Families and Domestic Violence

Module Sections:

Applying the Framework & Post-Test

Yin’s Family Vignette

Yin is a 38-year-old woman who relocated with her husband and two children from Thailand to the United States. Both she and her husband experienced a difficult adjustment to living in the United States. Despite his attempts to secure a job in his uncle's business, Yin's husband was unable to find a job that fit with his interests and skills. He, therefore, worked as a custodian in a school, became increasingly depressed, and began drinking alcohol excessively. Yin worked as a waitress in a restaurant and the children attended school. Yin and her husband at times discussed possibly moving back to Thailand particularly when they notice people at work or at their children's school make derogatory comments about their Asian accent and their immigration status.

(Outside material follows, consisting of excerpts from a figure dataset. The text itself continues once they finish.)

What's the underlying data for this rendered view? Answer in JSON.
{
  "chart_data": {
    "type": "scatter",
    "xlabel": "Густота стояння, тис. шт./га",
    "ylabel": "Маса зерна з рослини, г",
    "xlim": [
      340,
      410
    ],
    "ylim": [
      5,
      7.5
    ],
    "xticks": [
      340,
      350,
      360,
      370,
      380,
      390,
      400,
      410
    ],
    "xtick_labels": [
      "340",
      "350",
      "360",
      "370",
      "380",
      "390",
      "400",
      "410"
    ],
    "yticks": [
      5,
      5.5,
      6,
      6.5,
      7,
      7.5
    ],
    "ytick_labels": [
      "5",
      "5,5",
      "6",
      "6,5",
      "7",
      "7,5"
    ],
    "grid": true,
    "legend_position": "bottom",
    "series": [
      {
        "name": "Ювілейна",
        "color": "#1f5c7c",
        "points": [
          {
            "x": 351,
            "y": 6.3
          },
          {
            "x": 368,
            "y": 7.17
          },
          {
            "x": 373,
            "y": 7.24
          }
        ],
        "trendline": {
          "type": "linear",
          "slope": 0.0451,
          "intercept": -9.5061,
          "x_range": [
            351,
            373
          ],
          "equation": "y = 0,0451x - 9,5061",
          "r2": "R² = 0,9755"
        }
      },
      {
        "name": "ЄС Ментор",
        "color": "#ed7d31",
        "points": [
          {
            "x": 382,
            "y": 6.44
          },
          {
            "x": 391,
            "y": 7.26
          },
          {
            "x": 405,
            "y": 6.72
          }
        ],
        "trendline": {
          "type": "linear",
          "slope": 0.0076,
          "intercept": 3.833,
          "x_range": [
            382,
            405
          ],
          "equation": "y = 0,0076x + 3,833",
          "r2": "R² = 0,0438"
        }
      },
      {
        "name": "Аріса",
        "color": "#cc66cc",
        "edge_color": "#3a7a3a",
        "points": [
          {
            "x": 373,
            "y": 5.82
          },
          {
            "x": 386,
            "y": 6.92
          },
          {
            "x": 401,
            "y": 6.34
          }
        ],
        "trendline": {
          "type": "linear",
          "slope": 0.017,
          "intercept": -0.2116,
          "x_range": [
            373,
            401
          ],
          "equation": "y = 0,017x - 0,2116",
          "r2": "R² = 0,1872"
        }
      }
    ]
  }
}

Approximately one year after their arrival to the United States, Yin's husband began to hit her and verbally abuse her. The frequency of the abuse increased with her husband's alcohol abuse. The children witnessed these incidents almost routinely and felt helpless to protect themselves and their mother. Yin made several attempts to talk to her husband about his behavior. However, he kept none of his promises to stop hitting her. Yin thought about leaving her husband, but worried about the future of her status as an immigrant, and the ability of her children to obtain a green card if she left him. The idea that she could return to Thailand without her husband also felt overwhelming, as she worried about how she would "fit in" to her community in Thailand as a single or divorced mother. After a few months, Yin revealed the abuse to her parents in Thailand. Although they expressed their sadness and concern for her, they were not able to think of ways to help her. She then spoke with members of her husband's family about the violence. They responded to her by stating, "It is your duty to take care of him. He is sick, and he needs your help. Think about the children. They need their father to get better." Eventually, constrained by practical difficulties, and influenced by family, cultural, and gender-role expectations, Yin came to see the abuse as the inevitable consequence of her husband's stress and culture shock, in other words, “it is not her husband's fault." Rather than defining her situation as unacceptable, she normalized her particular experience, and defined it as her "cross to bear for the family's sake.”